A Few Diabetes Facts From Express Scripts

Here’s a summary of some of the data from the latest Express Scripts Drug Trend Report relative to Diabetes.

  • 26M Americans have diabetes
  • 15% of Americans (or 39M) will have diabetes by 2020
  • Diabetes costs $194B per year (health spending) and that is expected to rise to $500B by the end of the decade
  • 41% of diabetes are non-adherent to their medications
  • 60% of diabetics using insulin don’t regularly self-monitor their blood glucose levels
  • The drug costs are $81.12 PMPY (based on high utilization of metformin (a generic)) with 14.91 Rxs per user per year (which seems low since the average diabetic takes 5 medications from what I know)

This gives you some data, but I pulled this data from an older blog post of mine from the ADA…

I found this list of diabetes fact from the American Diabetes Association in an article I was reading:

  • 25.8M children and adults in the US have diabetes (8.3% of the population).  This includes 7.0M who haven’t yet been diagnosed.
  • 1.9M new cases of diabetes were diagnosed in people 20+ in 2010.
  • 215,000 or 0.26% of all people under 20 have diabetes.
  • In 2007, diabetes was listed as the underlying cause of death on 71,382 death certificates and as a contributing factor on another 160.022 death certificates.
  • Adults with diabetes have heart disease death rates 2-4x higher than adults without diabetes.
  • The risk for stroke is 2-4x higher for people with diabetes.
  • Diabetes is the leading cause of blindness among adults ages 20-74.
  • Diabetes is the leading cause of failure accounting for 44% of new cases in 2008.
  • Total cost of diagnosed diabetes in the US was $174B in 2007.

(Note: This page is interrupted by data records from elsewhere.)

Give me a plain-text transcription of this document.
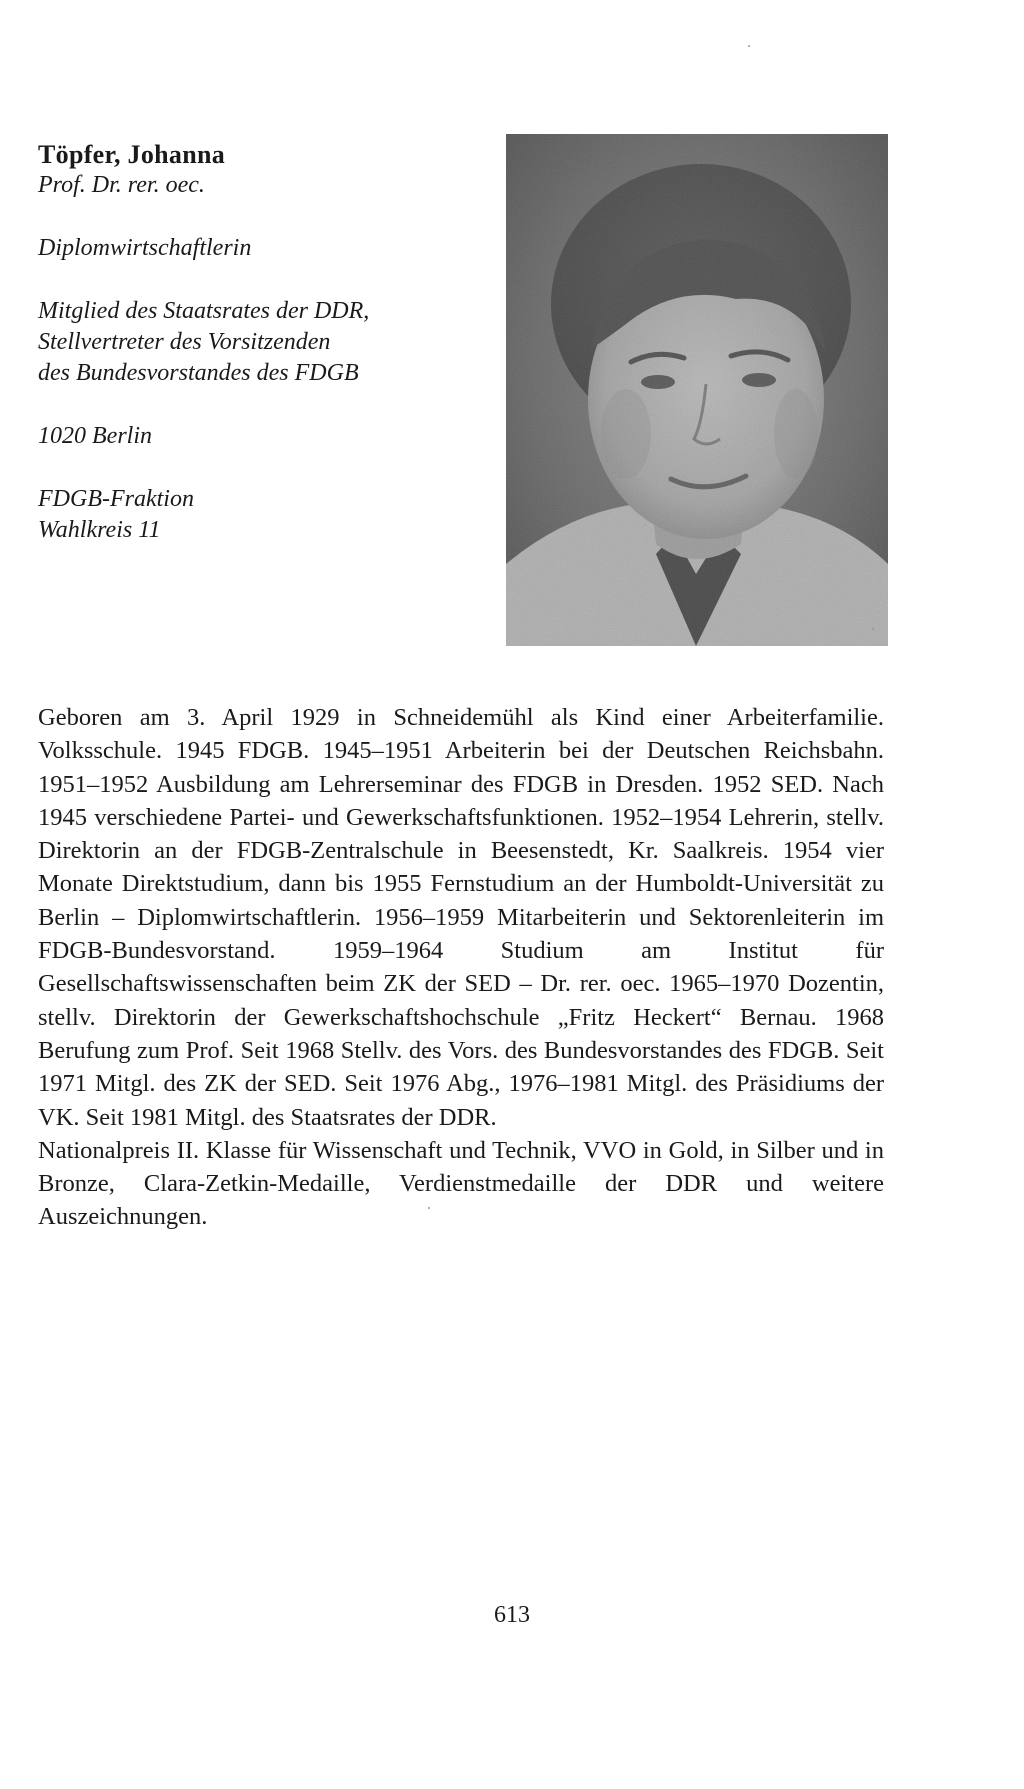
Töpfer, Johanna

Prof. Dr. rer. oec.

Diplomwirtschaftlerin

Mitglied des Staatsrates der DDR,

Stellvertreter des Vorsitzenden

des Bundesvorstandes des FDGB

1020 Berlin

FDGB-Fraktion

Wahlkreis 11

Geboren am 3. April 1929 in Schneidemühl als Kind einer Arbeiterfamilie. Volksschule. 1945 FDGB. 1945–1951 Arbeiterin bei der Deutschen Reichsbahn. 1951–1952 Ausbildung am Lehrerseminar des FDGB in Dresden. 1952 SED. Nach 1945 verschiedene Partei- und Gewerkschaftsfunktionen. 1952–1954 Lehrerin, stellv. Direktorin an der FDGB-Zentralschule in Beesenstedt, Kr. Saalkreis. 1954 vier Monate Direktstudium, dann bis 1955 Fernstudium an der Humboldt-Universität zu Berlin – Diplomwirtschaftlerin. 1956–1959 Mitarbeiterin und Sektorenleiterin im FDGB-Bundesvorstand. 1959–1964 Studium am Institut für Gesellschaftswissenschaften beim ZK der SED – Dr. rer. oec. 1965–1970 Dozentin, stellv. Direktorin der Gewerkschaftshochschule „Fritz Heckert“ Bernau. 1968 Berufung zum Prof. Seit 1968 Stellv. des Vors. des Bundesvorstandes des FDGB. Seit 1971 Mitgl. des ZK der SED. Seit 1976 Abg., 1976–1981 Mitgl. des Präsidiums der VK. Seit 1981 Mitgl. des Staatsrates der DDR.

Nationalpreis II. Klasse für Wissenschaft und Technik, VVO in Gold, in Silber und in Bronze, Clara-Zetkin-Medaille, Verdienstmedaille der DDR und weitere Auszeichnungen.

613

And, depending on if you focus on pre-diabetics, the population becomes even larger.  I expect with more and more companies doing onsite biometric screening that the population in diabetes management programs will increase significantly over the next few years.  The keys will be treating them differently based on risk, disease understanding, and patient preferences to make the programs cost effective.